Fast forward one more time. Surgery is over and I am now cancer–free. My toe is not pretty and my sandal and sunning days are over. I have many doctor appointments ahead of me and I will be monitored closely for the rest of my life. My LIFE, not my death, as this type of cancer often delivers.
My family, friends and I are so very happy. I am planning a trip that I have always wanted to take with my husband to my ancestral Italian hometown and I am planning one more thing: to make everyone aware of nail cancer. This story is my first step. If you read this and have concerns, contact your doctor or call or email me (firstname.lastname@example.org) and I will happily talk with you. Copy this article or pick up extra copies of this issue and pass along to your friends. Make everyone you love checks their nails!

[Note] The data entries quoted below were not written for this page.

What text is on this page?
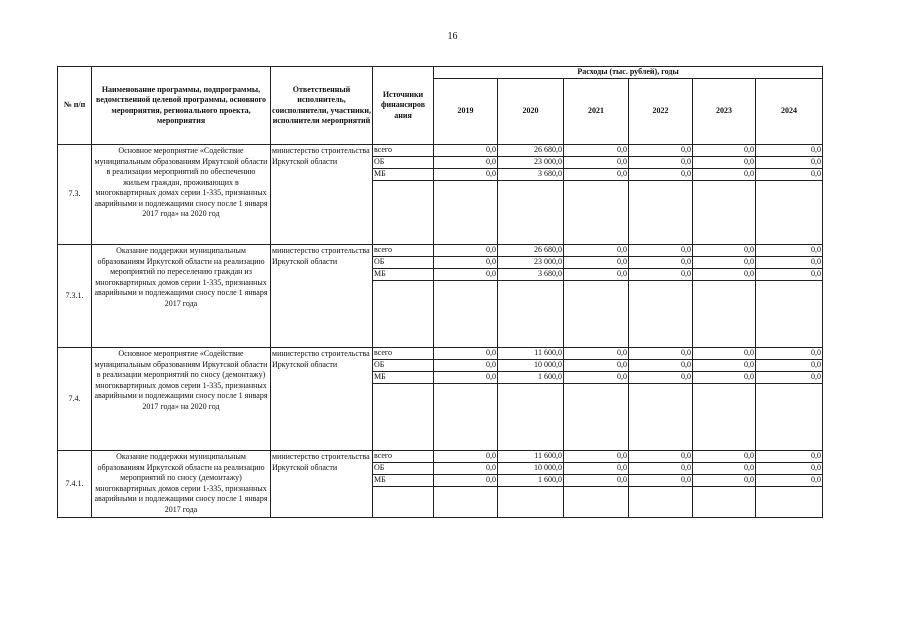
16
№ п/п	Наименование программы, подпрограммы, ведомственной целевой программы, основного мероприятия, регионального проекта, мероприятия	Ответственный исполнитель, соисполнители, участники, исполнители мероприятий	Источники финансиров ания	Расходы (тыс. рублей), годы					
				2019	2020	2021	2022	2023	2024
7.3.	Основное мероприятие «Содействие муниципальным образованиям Иркутской области в реализации мероприятий по обеспечению жильем граждан, проживающих в многоквартирных домах серии 1-335, признанных аварийными и подлежащими сносу после 1 января 2017 года» на 2020 год	министерство строительства Иркутской области	всего	0,0	26 680,0	0,0	0,0	0,0	0,0
			ОБ	0,0	23 000,0	0,0	0,0	0,0	0,0
			МБ	0,0	3 680,0	0,0	0,0	0,0	0,0

7.3.1.	Оказание поддержки муниципальным образованиям Иркутской области на реализацию мероприятий по переселению граждан из многоквартирных домов серии 1-335, признанных аварийными и подлежащими сносу после 1 января 2017 года	министерство строительства Иркутской области	всего	0,0	26 680,0	0,0	0,0	0,0	0,0
			ОБ	0,0	23 000,0	0,0	0,0	0,0	0,0
			МБ	0,0	3 680,0	0,0	0,0	0,0	0,0

7.4.	Основное мероприятие «Содействие муниципальным образованиям Иркутской области в реализации мероприятий по сносу (демонтажу) многоквартирных домов серии 1-335, признанных аварийными и подлежащими сносу после 1 января 2017 года» на 2020 год	министерство строительства Иркутской области	всего	0,0	11 600,0	0,0	0,0	0,0	0,0
			ОБ	0,0	10 000,0	0,0	0,0	0,0	0,0
			МБ	0,0	1 600,0	0,0	0,0	0,0	0,0

7.4.1.	Оказание поддержки муниципальным образованиям Иркутской области на реализацию мероприятий по сносу (демонтажу) многоквартирных домов серии 1-335, признанных аварийными и подлежащими сносу после 1 января 2017 года	министерство строительства Иркутской области	всего	0,0	11 600,0	0,0	0,0	0,0	0,0
			ОБ	0,0	10 000,0	0,0	0,0	0,0	0,0
			МБ	0,0	1 600,0	0,0	0,0	0,0	0,0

Lastly, I would like to thank Dr. Maria Pesquuera, Dr. Ted Pan and Dr. Joshua King for saving my life.
Please check out www.writers4net.com/miscellaneous/other-misc/nail-cancer-symptoms-that-you-should-be-looking-for/ for more information.
Here are some facts and nail cancer symptoms from the Archives of Dermatology, April 2009:
• Listed as a rare disease by National Institutes of Health, meaning it affects less than 200,000 people in the U.S. • Higher incidence in people of color.
• Has a lower survival rate than the other three types of malignant melanoma.
• Occurs mainly on nail beds, palms of hands and soles of feet.
• Poor survival rate may be in part because of delayed diagnosis.
• Incidence in men and women is similar.
• Mean age at diagnosis is 62.8 years.
• Diagnosed with biopsy.
• Treated with surgery, chemotherapy, radiation.
• Jamaican musician Bob Marley died of nail cancer at age 36 in 1981.
• Only use good doctors. If they do not listen…dump them quickly. All medical practices are not the same and some are not good.
• Trust that inner voice above all others. Everything else is noise, only your inner voice has your best interests.
• Check your nails as often as you check everything else! If you see something strange, insist that someone look at it and give you answers.
• Check the nails of your children and speak loudly on their behalf. Their inner voices are not developed yet.
• Never stop seeking answers even if it leads to scary places like biopsies.
• And NEVER EVER just wear darker nail polish!